Expérience

Expérience

Définition et étymologie

Du latin experientia, de experiti : faire l’essai. Nous appelons d’abord « expérience » l’état mental qui implique une relation immédiate de l’esprit avec une pratique de la réalité, éprouvée au sein d’un monde donné. Nous appelons expérience non seulement toute connaissance immédiate et non inférentielle, mais aussi une connaissance médiate ou induite à partir des données sensorielles, apprises et non innées. Enfin, l’expérience c’est également la procédure par laquelle une hypothèse ou une théorie scientifique est confrontée avec des faits.

Apports théoriques

La notion d’expérience, qui implique chaque partie prenante concernée, est grandement développée par John Dewey. Dans le cas de l’expérience festivalière, c’est la rencontre totale du festivalier avec un phénomène extérieur qui devient alors un tout, une globalité. 

Pour John Dewey l’expérience esthétique est au cœur de l’approche artistique, mais est aussi bien plus qu’une simple expérience ordinaire et ne peut être détachée de son environnement : « Il n’est pas d’expérience où la contribution humaine ne soit un facteur responsable de ce qui se produit réellement.
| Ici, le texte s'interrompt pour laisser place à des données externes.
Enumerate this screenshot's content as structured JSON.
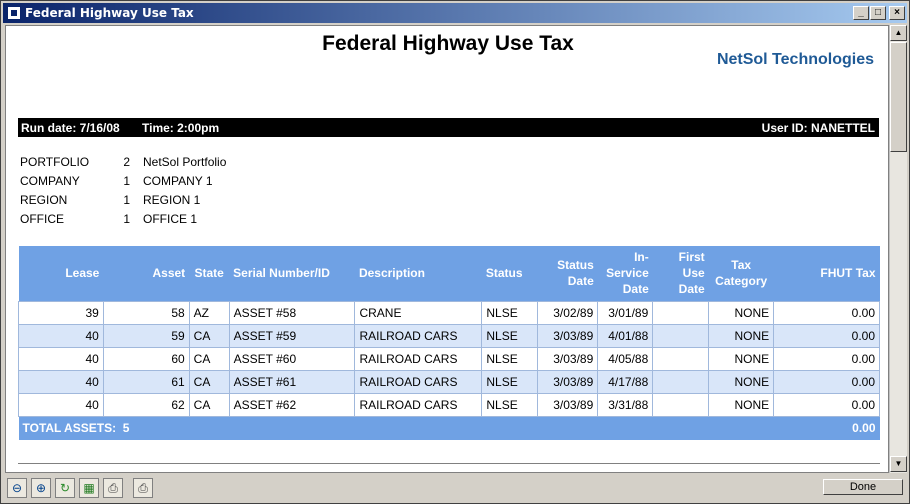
{
  "window": {
    "title": "Federal Highway Use Tax"
  },
  "report": {
    "title": "Federal Highway Use Tax",
    "brand": "NetSol Technologies",
    "run_date": "Run date: 7/16/08",
    "time": "Time: 2:00pm",
    "user_id": "User ID: NANETTEL"
  },
  "filters": [
    {
      "label": "PORTFOLIO",
      "num": "2",
      "value": "NetSol Portfolio"
    },
    {
      "label": "COMPANY",
      "num": "1",
      "value": "COMPANY 1"
    },
    {
      "label": "REGION",
      "num": "1",
      "value": "REGION 1"
    },
    {
      "label": "OFFICE",
      "num": "1",
      "value": "OFFICE 1"
    }
  ],
  "table": {
    "headers": {
      "lease": "Lease",
      "asset": "Asset",
      "state": "State",
      "serial": "Serial Number/ID",
      "description": "Description",
      "status": "Status",
      "status_date_1": "Status",
      "status_date_2": "Date",
      "in_service_1": "In-",
      "in_service_2": "Service",
      "in_service_3": "Date",
      "first_use_1": "First",
      "first_use_2": "Use",
      "first_use_3": "Date",
      "tax_cat_1": "Tax",
      "tax_cat_2": "Category",
      "fhut_tax": "FHUT Tax"
    },
    "rows": [
      {
        "lease": "39",
        "asset": "58",
        "state": "AZ",
        "serial": "ASSET #58",
        "description": "CRANE",
        "status": "NLSE",
        "status_date": "3/02/89",
        "in_service": "3/01/89",
        "first_use": "",
        "tax_category": "NONE",
        "fhut_tax": "0.00"
      },
      {
        "lease": "40",
        "asset": "59",
        "state": "CA",
        "serial": "ASSET #59",
        "description": "RAILROAD CARS",
        "status": "NLSE",
        "status_date": "3/03/89",
        "in_service": "4/01/88",
        "first_use": "",
        "tax_category": "NONE",
        "fhut_tax": "0.00"
      },
      {
        "lease": "40",
        "asset": "60",
        "state": "CA",
        "serial": "ASSET #60",
        "description": "RAILROAD CARS",
        "status": "NLSE",
        "status_date": "3/03/89",
        "in_service": "4/05/88",
        "first_use": "",
        "tax_category": "NONE",
        "fhut_tax": "0.00"
      },
      {
        "lease": "40",
        "asset": "61",
        "state": "CA",
        "serial": "ASSET #61",
        "description": "RAILROAD CARS",
        "status": "NLSE",
        "status_date": "3/03/89",
        "in_service": "4/17/88",
        "first_use": "",
        "tax_category": "NONE",
        "fhut_tax": "0.00"
      },
      {
        "lease": "40",
        "asset": "62",
        "state": "CA",
        "serial": "ASSET #62",
        "description": "RAILROAD CARS",
        "status": "NLSE",
        "status_date": "3/03/89",
        "in_service": "3/31/88",
        "first_use": "",
        "tax_category": "NONE",
        "fhut_tax": "0.00"
      }
    ],
    "total_label": "TOTAL ASSETS:",
    "total_count": "5",
    "total_fhut": "0.00"
  },
  "toolbar": {
    "icons": [
      "zoom-out-icon",
      "zoom-in-icon",
      "refresh-icon",
      "excel-export-icon",
      "print-icon",
      "printer-icon"
    ],
    "done_label": "Done"
  },
  "colors": {
    "header_blue": "#6fa1e4",
    "row_alt": "#d9e6f9",
    "brand": "#1f5a96",
    "title_bar": "#0a246a"
  }
}
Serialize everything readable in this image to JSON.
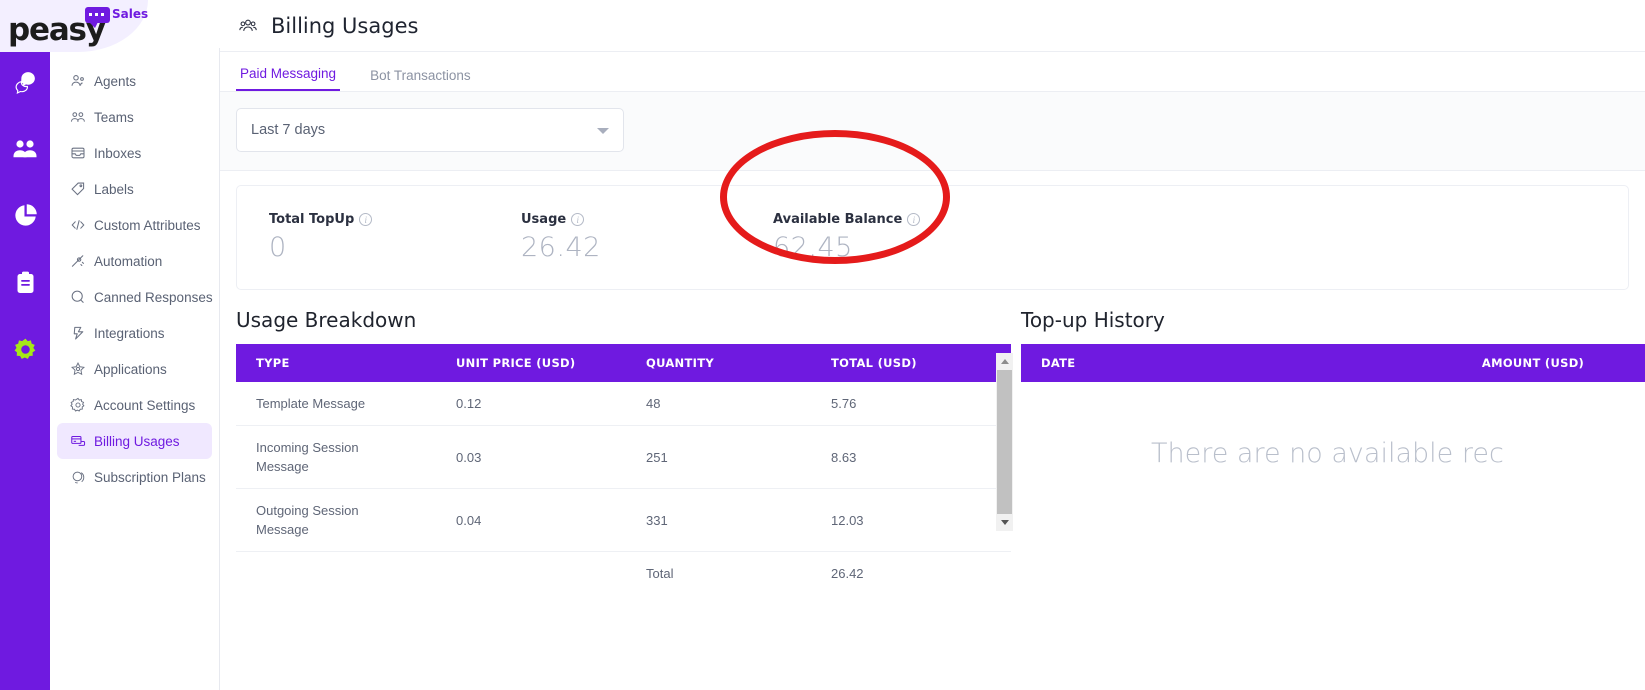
{
  "brand": {
    "name": "peasy",
    "suffix": "Sales"
  },
  "rail": {
    "items": [
      {
        "name": "conversations",
        "icon": "chat-bubbles-icon",
        "active": false
      },
      {
        "name": "contacts",
        "icon": "people-icon",
        "active": false
      },
      {
        "name": "reports",
        "icon": "pie-chart-icon",
        "active": false
      },
      {
        "name": "campaigns",
        "icon": "clipboard-icon",
        "active": false
      },
      {
        "name": "settings",
        "icon": "gear-icon",
        "active": true
      }
    ],
    "active_color": "#a5e817",
    "background": "#6f1ae0"
  },
  "sidebar": {
    "items": [
      {
        "label": "Agents",
        "icon": "agents-icon",
        "active": false
      },
      {
        "label": "Teams",
        "icon": "teams-icon",
        "active": false
      },
      {
        "label": "Inboxes",
        "icon": "inbox-icon",
        "active": false
      },
      {
        "label": "Labels",
        "icon": "label-tag-icon",
        "active": false
      },
      {
        "label": "Custom Attributes",
        "icon": "code-brackets-icon",
        "active": false
      },
      {
        "label": "Automation",
        "icon": "automation-icon",
        "active": false
      },
      {
        "label": "Canned Responses",
        "icon": "canned-response-icon",
        "active": false
      },
      {
        "label": "Integrations",
        "icon": "integrations-icon",
        "active": false
      },
      {
        "label": "Applications",
        "icon": "applications-icon",
        "active": false
      },
      {
        "label": "Account Settings",
        "icon": "gear-icon",
        "active": false
      },
      {
        "label": "Billing Usages",
        "icon": "billing-icon",
        "active": true
      },
      {
        "label": "Subscription Plans",
        "icon": "subscription-icon",
        "active": false
      }
    ],
    "active_bg": "#f0e8ff",
    "active_fg": "#6f1ae0"
  },
  "header": {
    "title": "Billing Usages",
    "icon": "billing-group-icon"
  },
  "tabs": [
    {
      "label": "Paid Messaging",
      "active": true
    },
    {
      "label": "Bot Transactions",
      "active": false
    }
  ],
  "filter": {
    "date_range_value": "Last 7 days",
    "caret_icon": "chevron-down-icon"
  },
  "stats": [
    {
      "label": "Total TopUp",
      "value": "0",
      "info_icon": "info-circle-icon"
    },
    {
      "label": "Usage",
      "value": "26.42",
      "info_icon": "info-circle-icon"
    },
    {
      "label": "Available Balance",
      "value": "62.45",
      "info_icon": "info-circle-icon"
    }
  ],
  "annotation": {
    "shape": "ellipse",
    "color": "#e51b1b",
    "target": "Available Balance"
  },
  "usage_breakdown": {
    "title": "Usage Breakdown",
    "columns": [
      "TYPE",
      "UNIT PRICE (USD)",
      "QUANTITY",
      "TOTAL (USD)"
    ],
    "rows": [
      {
        "type": "Template Message",
        "unit_price": "0.12",
        "quantity": "48",
        "total": "5.76"
      },
      {
        "type": "Incoming Session Message",
        "unit_price": "0.03",
        "quantity": "251",
        "total": "8.63"
      },
      {
        "type": "Outgoing Session Message",
        "unit_price": "0.04",
        "quantity": "331",
        "total": "12.03"
      }
    ],
    "total_row": {
      "type": "",
      "unit_price": "",
      "quantity": "Total",
      "total": "26.42"
    },
    "header_bg": "#6f1ae0"
  },
  "topup_history": {
    "title": "Top-up History",
    "columns": [
      "DATE",
      "AMOUNT (USD)"
    ],
    "empty_message": "There are no available rec",
    "header_bg": "#6f1ae0"
  },
  "scrollbar": {
    "name": "usage-table-scrollbar",
    "up_icon": "caret-up-icon",
    "down_icon": "caret-down-icon"
  }
}
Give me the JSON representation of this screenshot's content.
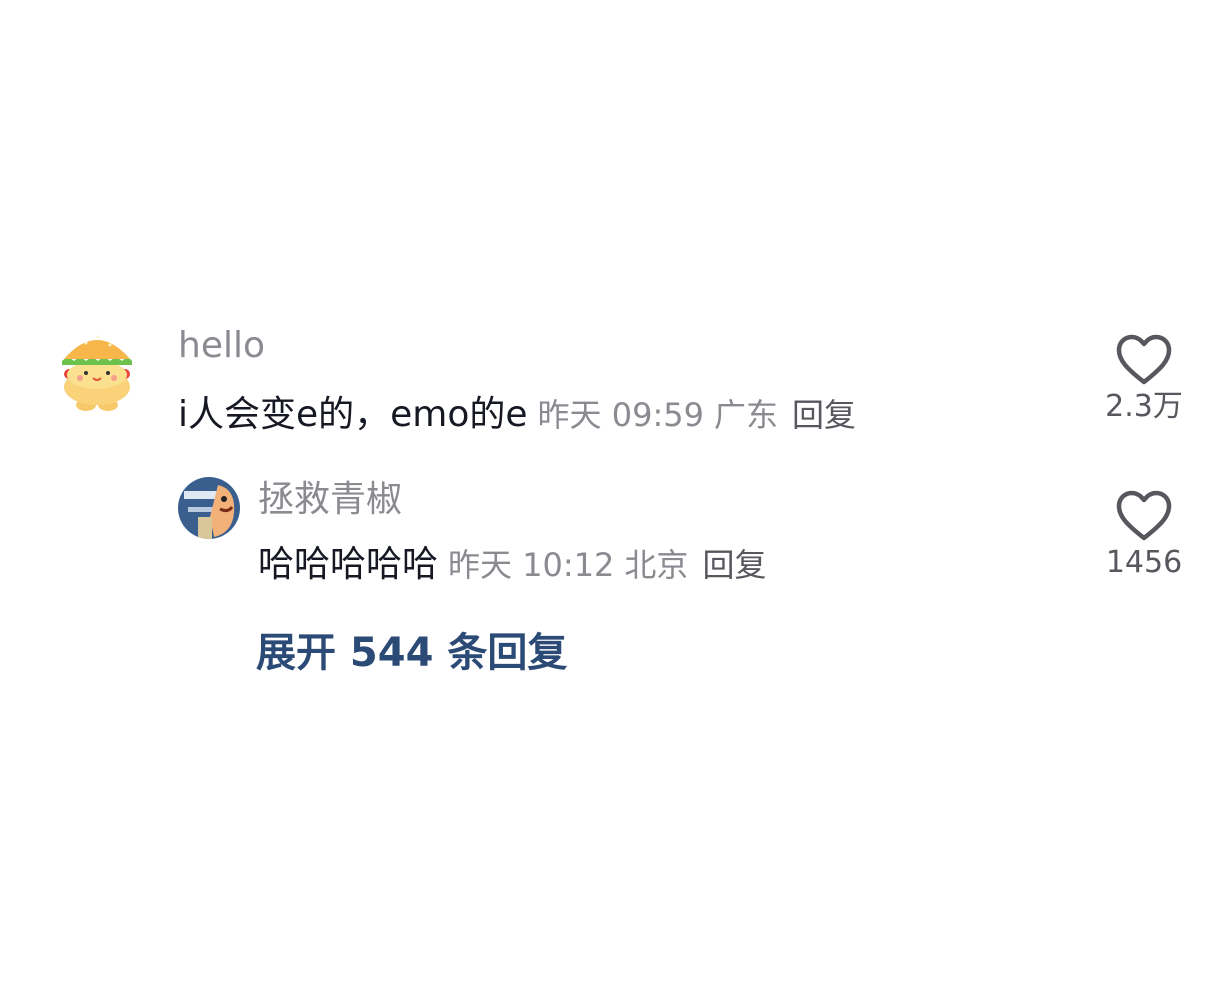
{
  "comments": [
    {
      "username": "hello",
      "text": "i人会变e的，emo的e",
      "time": "昨天 09:59",
      "location": "广东",
      "reply_label": "回复",
      "likes": "2.3万",
      "avatar": "burger-avatar"
    },
    {
      "username": "拯救青椒",
      "text": "哈哈哈哈哈",
      "time": "昨天 10:12",
      "location": "北京",
      "reply_label": "回复",
      "likes": "1456",
      "avatar": "cartoon-avatar"
    }
  ],
  "expand_replies": "展开 544 条回复",
  "colors": {
    "primary_text": "#161823",
    "secondary_text": "#8a8b91",
    "link": "#2b4a76"
  },
  "icons": {
    "like": "heart-outline-icon"
  }
}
L’organisme est une force, il n’est pas qu’une simple pellicule sensible ». Les concepts développés par John Dewey, qui confère une fonction politique et éducatrice à l’expérience artistique, vont dans le sens des dispositifs et pédagogiques promus par l’Éducation Artistique et Culturelle qui mettent notamment en avant le ludique comme processus d’apprentissage. « L’expérience esthétique s’établit dans toutes les phases de la vie ; définie comme une succession d’interactions entre un individu et une œuvre, elle se conçoit comme une forme d’apprentissage qui dure tout au long de l’existence »

John Dewey précise ici sa définition de l’expérience esthétique, en prenant en compte l’évolution de celle-ci. Cet apprentissage de sensation n’est donc pas un instant figé, comme unique et définitif, mais davantage un processus sur le long terme invoqué et renouvelé à chaque perception d’un objet esthétique. Le processus de réception de l’œuvre, par l’expérience esthétique, prend ainsi la forme d’un savoir rétrospectif mobilisé à chaque instant et somme de chaque expérience esthétique individuelle. Cela de deux manières : d’abord dans l’apprentissage et la formation d’un goût, d’une acuité esthétique par l’élaboration critique d’un jugement, et ensuite par l’appropriation des codes de réception d’une œuvre.

Focus sur les Trans Musicales

Si l’expérience festivalière correspond à la rencontre totale du festivalier avec un phénomène extérieur qui devient alors une totalité, dans le cas des Trans Musicales c’est la rencontre du festivalier avec plusieurs phénomènes extérieurs. La scénarisation, les dispositifs mis en place, les festivaliers autour, les substances illicites… Beaucoup de facteurs et de choix auront un impact sur l’expérience festivalière de chacun, et chaque spectateur se créera sa propre expérience.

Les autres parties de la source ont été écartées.